We fixed it back then by dumping Ubuntu and replacing with RHEl7. Sanity returned, and our directories carried on replicating.

Then, separately, we tried to upgrade to RHEL8. Bang, replication broken with "error:success". A check of the crypto libraries bound to the 389ds server - there are now two of them, one NSS, the other OpenSSL.

So, to replicate this:

- Deploy two RHEL8 389ds directory servers.
- Enable replication between the two, master master, master slave, doesn't matter.
- Turn on encryption.
- Replication breaks.

Comment 3 Viktor Ashirov 2020-06-18 13:37:07 UTC
Could you please provide more information about how exactly does the replication break? Can you provide replication error logs (please see [1] on how to enable replication logging)?
How do you enable replication between masters? How do you turn on encryption? Are you following the official documentation [2][3]?

What are the versions of 389-ds-base that you're using? (rpm -q 389-ds-base)

Do you have tcpdumps from both sender and receiver at the time of the error?

What is your crypto policy set to on RHEL8 (update-crypto-policies --show)?

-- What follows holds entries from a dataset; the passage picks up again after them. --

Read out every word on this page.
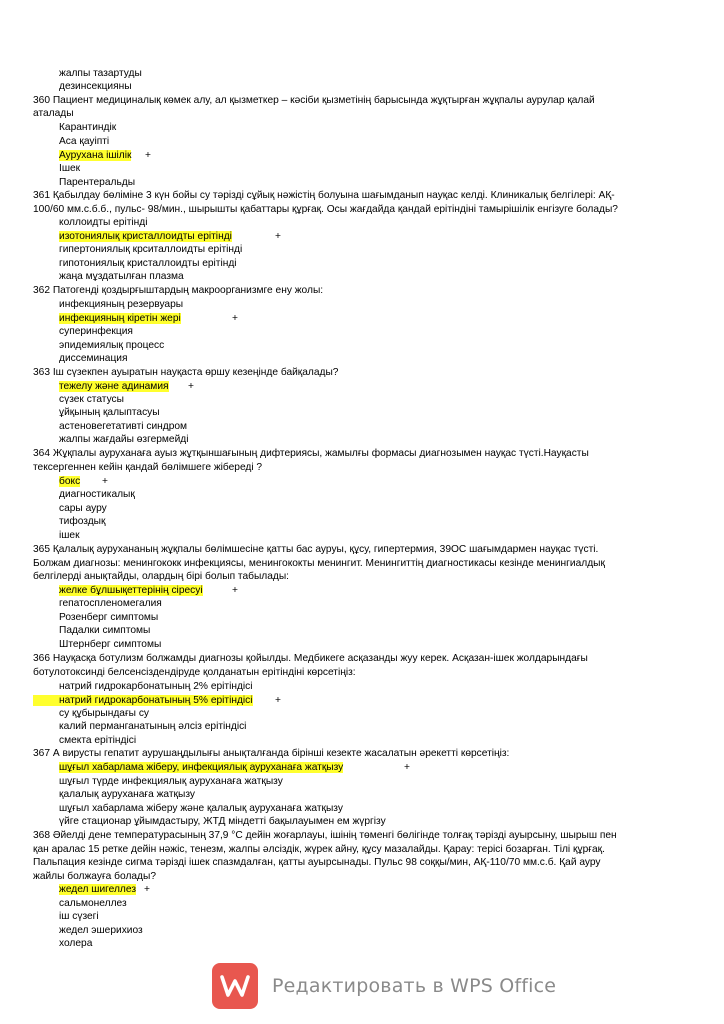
жалпы тазартуды
дезинсекцияны
360 Пациент медициналық көмек алу, ал қызметкер – кәсіби қызметінің барысында жұқтырған жұқпалы аурулар қалай
аталады
Карантиндік
Аса қауіпті
Аурухана ішілік +
Ішек
Парентеральды
361 Қабылдау бөлiмiне 3 күн бойы су тәрiздi сұйық нәжiстiң болуына шағымданып науқас келдi. Клиникалық белгiлерi: АҚ-
100/60 мм.с.б.б., пульс- 98/мин., шырышты қабаттары құрғақ. Осы жағдайда қандай ерiтiндiнi тамырiшiлiк енгiзуге болады?
коллоидты ерiтiндi
изотониялық кристаллоидты ерiтiндi	+
гипертониялық крситаллоидты ерiтiндi
гипотониялық кристаллоидты ерiтiндi
жаңа мұздатылған плазма
362 Патогендi қоздырғыштардың макроорганизмге ену жолы:
инфекцияның резервуары
инфекцияның кiретiн жерi	+
суперинфекция
эпидемиялық процесс
диссеминация
363 Іш сүзекпен ауыратын науқаста өршу кезеңінде байқалады?
тежелу және адинамия +
сүзек статусы
ұйқының қалыптасуы
астеновегетативті синдром
жалпы жағдайы өзгермейді
364 Жұқпалы ауруханаға ауыз жұтқыншағының дифтериясы, жамылғы формасы диагнозымен науқас түсті.Науқасты
тексергеннен кейін қандай бөлімшеге жібереді ?
бокс +
диагностикалық
сары ауру
тифоздық
ішек
365 Қалалық аурухананың жұқпалы бөлімшесіне қатты бас ауруы, құсу, гипертермия, 39ОС шағымдармен науқас түсті.
Болжам диагнозы: менингококк инфекциясы, менингококты менингит. Менингиттің диагностикасы кезінде менингиалдық
белгілерді анықтайды, олардың бірі болып табылады:
желке бұлшықеттерінің сіресуі	+
гепатоспленомегалия
Розенберг симптомы
Падалки симптомы
Штернберг симптомы
366 Науқасқа ботулизм болжамды диагнозы қойылды. Медбикеге асқазанды жуу керек. Асқазан-ішек жолдарындағы
ботулотоксинді белсенсіздендіруде қолданатын ерітіндіні көрсетіңіз:
натрий гидрокарбонатының 2% ерітіндісі
натрий гидрокарбонатының 5% ерітіндісі +
су құбырындағы су
калий перманганатының әлсіз ерітіндісі
смекта ерітіндісі
367 А вирусты гепатит аурушаңдылығы анықталғанда бірінші кезекте жасалатын әрекетті көрсетіңіз:
шұғыл хабарлама жіберу, инфекциялық ауруханаға жатқызу	+
шұғыл түрде инфекциялық ауруханаға жатқызу
қалалық ауруханаға жатқызу
шұғыл хабарлама жіберу және қалалық ауруханаға жатқызу
үйге стационар ұйымдастыру, ЖТД міндетті бақылауымен ем жүргізу
368 Әйелді дене температурасының 37,9 °С дейін жоғарлауы, ішінің төменгі бөлігінде толғақ тәрізді ауырсыну, шырыш пен
қан аралас 15 ретке дейін нәжіс, тенезм, жалпы әлсіздік, жүрек айну, құсу мазалайды. Қарау: терісі бозарған. Тілі құрғақ.
Пальпация кезінде сигма тәрізді ішек спазмдалған, қатты ауырсынады. Пульс 98 соққы/мин, АҚ-110/70 мм.с.б. Қай ауру
жайлы болжауға болады?
жедел шигеллез +
сальмонеллез
іш сүзегі
жедел эшерихиоз
холера
Редактировать в WPS Office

Please provide this information so we can help you resolve your issue. Without it it's hard to tell what exactly is the problem.

[1] https://access.redhat.com/documentation/en-us/red_hat_directory_server/11/html-single/administration_guide/index#Managing_Replication-Troubleshooting_Replication_Related_Problems
[2] https://access.redhat.com/documentation/en-us/red_hat_directory_server/11/html-single/administration_guide/index#setting_up_multi-master_replication_using_the_command_line
[3] https://access.redhat.com/documentation/en-us/red_hat_directory_server/11/html-single/administration_guide/index#enabling_tls

Comment 5 Graham Leggett 2020-12-24 10:14:07 UTC
The original reason for breakage was the passing of configuration parameters understood by NSS (directories) being passed to openssl (which wants files) and causing chaos.

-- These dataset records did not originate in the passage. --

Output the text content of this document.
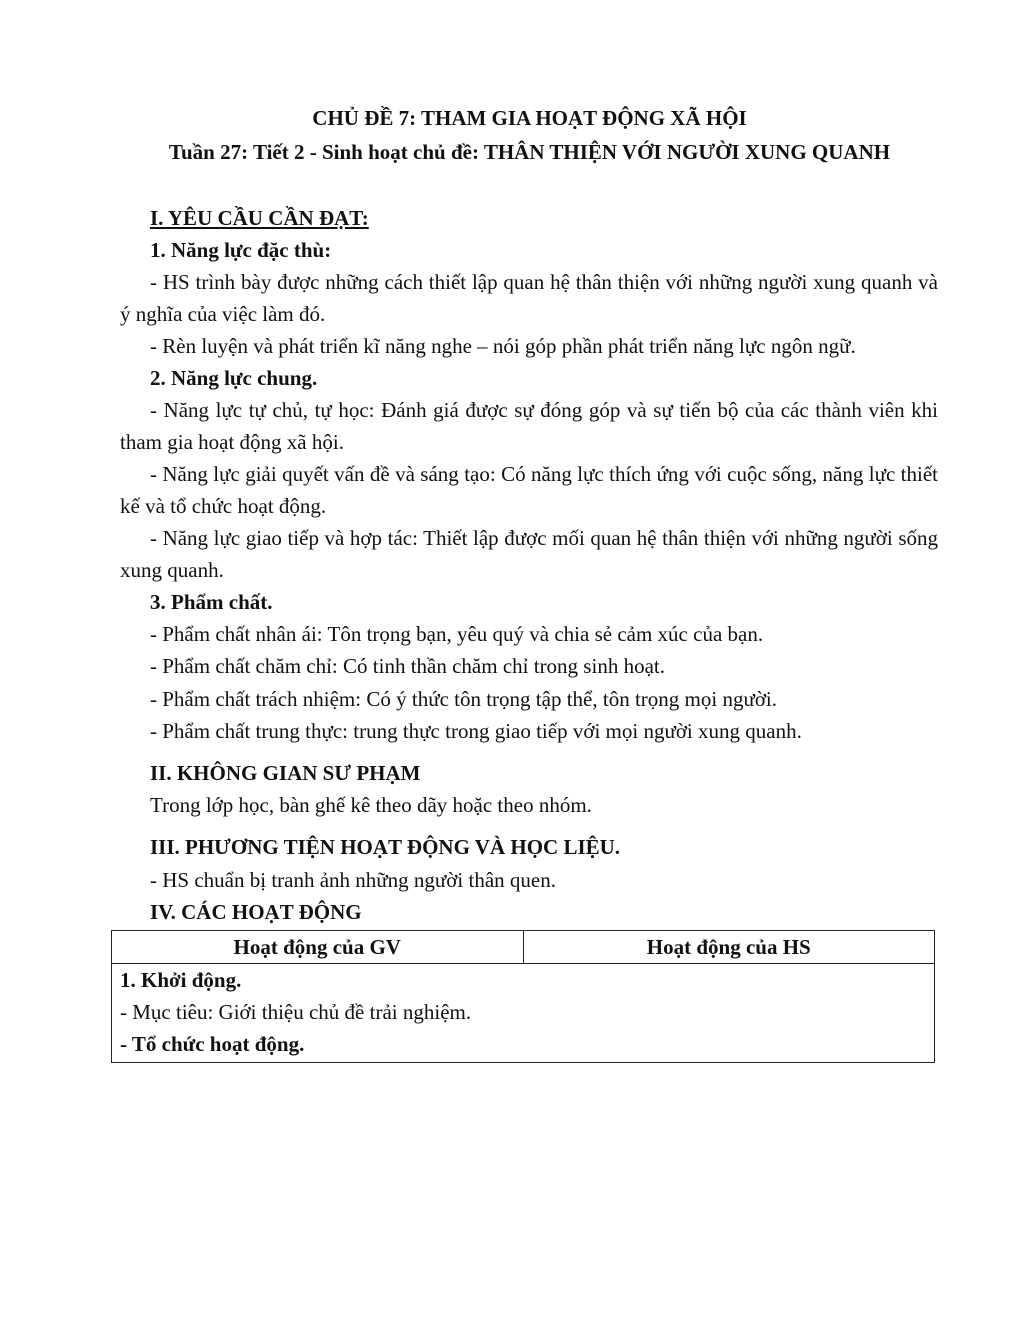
CHỦ ĐỀ 7: THAM GIA HOẠT ĐỘNG XÃ HỘI

Tuần 27: Tiết 2 - Sinh hoạt chủ đề: THÂN THIỆN VỚI NGƯỜI XUNG QUANH

I. YÊU CẦU CẦN ĐẠT:

1. Năng lực đặc thù:

- HS trình bày được những cách thiết lập quan hệ thân thiện với những người xung quanh và ý nghĩa của việc làm đó.

- Rèn luyện và phát triển kĩ năng nghe – nói góp phần phát triển năng lực ngôn ngữ.

2. Năng lực chung.

- Năng lực tự chủ, tự học: Đánh giá được sự đóng góp và sự tiến bộ của các thành viên khi tham gia hoạt động xã hội.

- Năng lực giải quyết vấn đề và sáng tạo: Có năng lực thích ứng với cuộc sống, năng lực thiết kế và tổ chức hoạt động.

- Năng lực giao tiếp và hợp tác: Thiết lập được mối quan hệ thân thiện với những người sống xung quanh.

3. Phẩm chất.

- Phẩm chất nhân ái: Tôn trọng bạn, yêu quý và chia sẻ cảm xúc của bạn.

- Phẩm chất chăm chỉ: Có tinh thần chăm chỉ trong sinh hoạt.

- Phẩm chất trách nhiệm: Có ý thức tôn trọng tập thể, tôn trọng mọi người.

- Phẩm chất trung thực: trung thực trong giao tiếp với mọi người xung quanh.

II. KHÔNG GIAN SƯ PHẠM

Trong lớp học, bàn ghế kê theo dãy hoặc theo nhóm.

III. PHƯƠNG TIỆN HOẠT ĐỘNG VÀ HỌC LIỆU.

- HS chuẩn bị tranh ảnh những người thân quen.

IV. CÁC HOẠT ĐỘNG

Hoạt động của GV	Hoạt động của HS

1. Khởi động.
- Mục tiêu: Giới thiệu chủ đề trải nghiệm.
- Tổ chức hoạt động.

Subsequently a hack was created where the certs and keys in the NSS database were temporarily exported as files to be visible to openssl, but this hack was broken in two ways:

- HSMs/Smartcards can no longer be used.
- OpenLDAP certificate handling with openssl works differently to NSS and so the hack doesn't work - https://bugzilla.redhat.com/show_bug.cgi?id=1771979

To fix this, teach 389ds server side code to use openssl, or revert back to the 389ds client side code using NSS.

Comment 7 RHEL Program Management 2021-11-07 07:27:01 UTC
After evaluating this issue, there are no plans to address it further or fix it in an upcoming release.  Therefore, it is being closed.  If plans change such that this issue will be fixed in an upcoming release, then the bug can be reopened.